Much has been said about the so-called Young Invincibles and whether or not they will purchase insurance. A more glaring concern isn't whether they will purchase or what will be subsidized, but rather whether they can afford the high out-of-pocket maximums. Under PPACA the "catastrophic" plan for those 30 and under is alleged to have a deductible of $6000 (or close to it).
The problem for young invincibles isn't insurance premiums, it is their personal finances. Recently there was a post in the Wall Street Journal that showed:
Young people also are likely to have precarious finances and scant savings socked away for emergencies. When asked if they would be able, in one month, to come up with $2,000 for an unexpected expense such as car repairs, 49% of 18-34-year-old respondents said probably not.Further, these same invincibles have less discretionary income. Most don't carry insurance because they can't afford the premiums. Paying $100-$150 for the catastrophic plan isn't in the budget.

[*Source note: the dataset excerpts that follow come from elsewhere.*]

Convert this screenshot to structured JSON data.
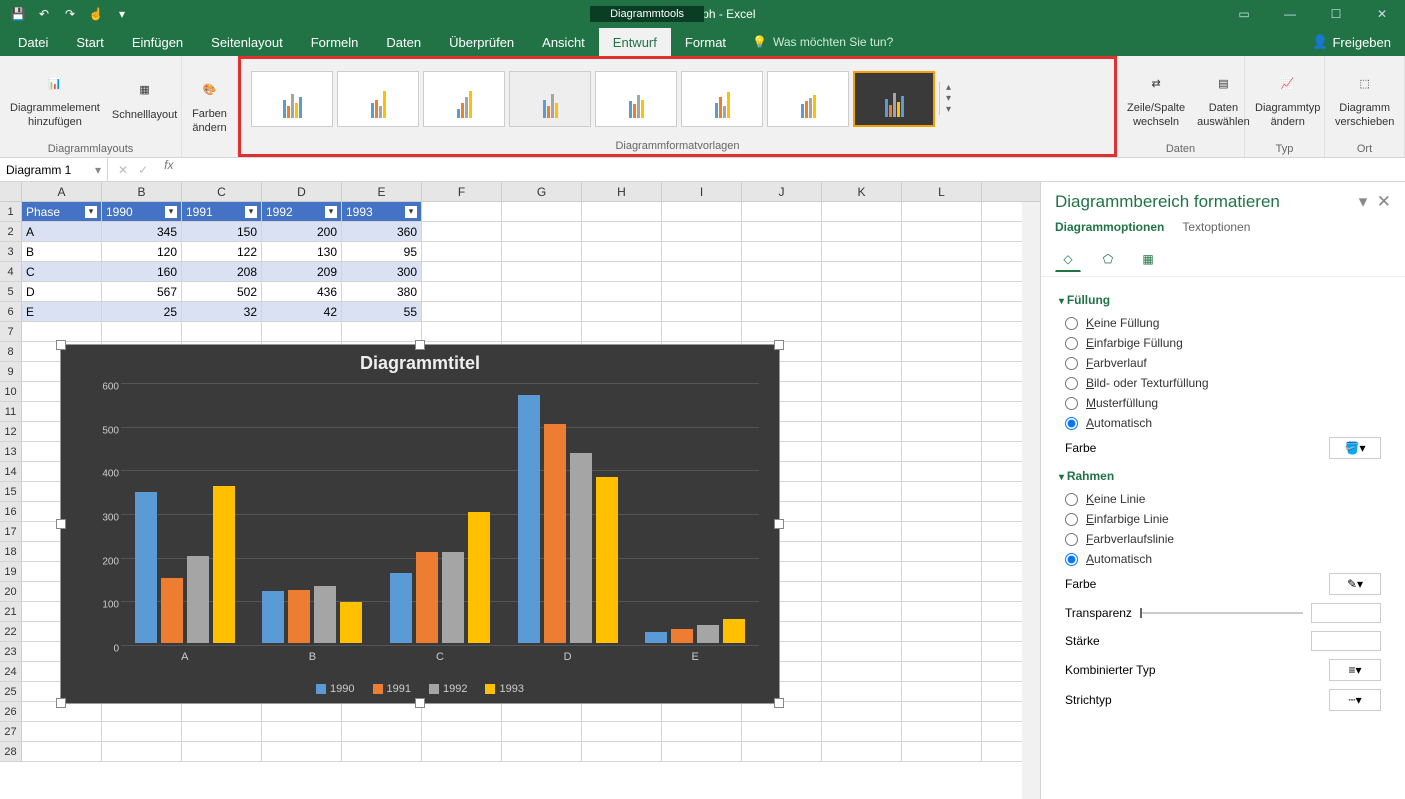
{
  "app": {
    "title": "Excel Graph - Excel",
    "contextTools": "Diagrammtools"
  },
  "winControls": {
    "ribbonOpts": "▭",
    "min": "—",
    "max": "☐",
    "close": "✕"
  },
  "tabs": [
    "Datei",
    "Start",
    "Einfügen",
    "Seitenlayout",
    "Formeln",
    "Daten",
    "Überprüfen",
    "Ansicht",
    "Entwurf",
    "Format"
  ],
  "activeTab": "Entwurf",
  "tellMe": "Was möchten Sie tun?",
  "share": "Freigeben",
  "ribbon": {
    "layoutsGroup": "Diagrammlayouts",
    "addElement": "Diagrammelement hinzufügen",
    "quickLayout": "Schnelllayout",
    "changeColors": "Farben ändern",
    "stylesGroup": "Diagrammformatvorlagen",
    "switchRowCol": "Zeile/Spalte wechseln",
    "selectData": "Daten auswählen",
    "dataGroup": "Daten",
    "changeType": "Diagrammtyp ändern",
    "typeGroup": "Typ",
    "moveChart": "Diagramm verschieben",
    "locationGroup": "Ort"
  },
  "nameBox": "Diagramm 1",
  "columns": [
    "A",
    "B",
    "C",
    "D",
    "E",
    "F",
    "G",
    "H",
    "I",
    "J",
    "K",
    "L"
  ],
  "table": {
    "headers": [
      "Phase",
      "1990",
      "1991",
      "1992",
      "1993"
    ],
    "rows": [
      {
        "phase": "A",
        "v": [
          345,
          150,
          200,
          360
        ]
      },
      {
        "phase": "B",
        "v": [
          120,
          122,
          130,
          95
        ]
      },
      {
        "phase": "C",
        "v": [
          160,
          208,
          209,
          300
        ]
      },
      {
        "phase": "D",
        "v": [
          567,
          502,
          436,
          380
        ]
      },
      {
        "phase": "E",
        "v": [
          25,
          32,
          42,
          55
        ]
      }
    ]
  },
  "chart_data": {
    "type": "bar",
    "title": "Diagrammtitel",
    "categories": [
      "A",
      "B",
      "C",
      "D",
      "E"
    ],
    "series": [
      {
        "name": "1990",
        "color": "#5b9bd5",
        "values": [
          345,
          120,
          160,
          567,
          25
        ]
      },
      {
        "name": "1991",
        "color": "#ed7d31",
        "values": [
          150,
          122,
          208,
          502,
          32
        ]
      },
      {
        "name": "1992",
        "color": "#a5a5a5",
        "values": [
          200,
          130,
          209,
          436,
          42
        ]
      },
      {
        "name": "1993",
        "color": "#ffc000",
        "values": [
          360,
          95,
          300,
          380,
          55
        ]
      }
    ],
    "ylim": [
      0,
      600
    ],
    "yticks": [
      0,
      100,
      200,
      300,
      400,
      500,
      600
    ]
  },
  "taskpane": {
    "title": "Diagrammbereich formatieren",
    "tab1": "Diagrammoptionen",
    "tab2": "Textoptionen",
    "fillSection": "Füllung",
    "fillOptions": [
      "Keine Füllung",
      "Einfarbige Füllung",
      "Farbverlauf",
      "Bild- oder Texturfüllung",
      "Musterfüllung",
      "Automatisch"
    ],
    "fillSelected": "Automatisch",
    "colorLabel": "Farbe",
    "borderSection": "Rahmen",
    "borderOptions": [
      "Keine Linie",
      "Einfarbige Linie",
      "Farbverlaufslinie",
      "Automatisch"
    ],
    "borderSelected": "Automatisch",
    "transparency": "Transparenz",
    "width": "Stärke",
    "compound": "Kombinierter Typ",
    "dash": "Strichtyp"
  }
}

The $20,000-$40,000 they make per year gets completely consumed by rent, car payment, student loans, groceries, cell phone, cable TV, utilities, and cheap beer.
As we approach the deadline of where we are going to force people to buy insurance the biggest question that will remain is: If I have a choice between paying a 1% tax on income OR 3% (minimum) of my income on premiums PLUS a huge out of pocket cost factor should I get sick which one will I choose?
I think you see which way this train is headed.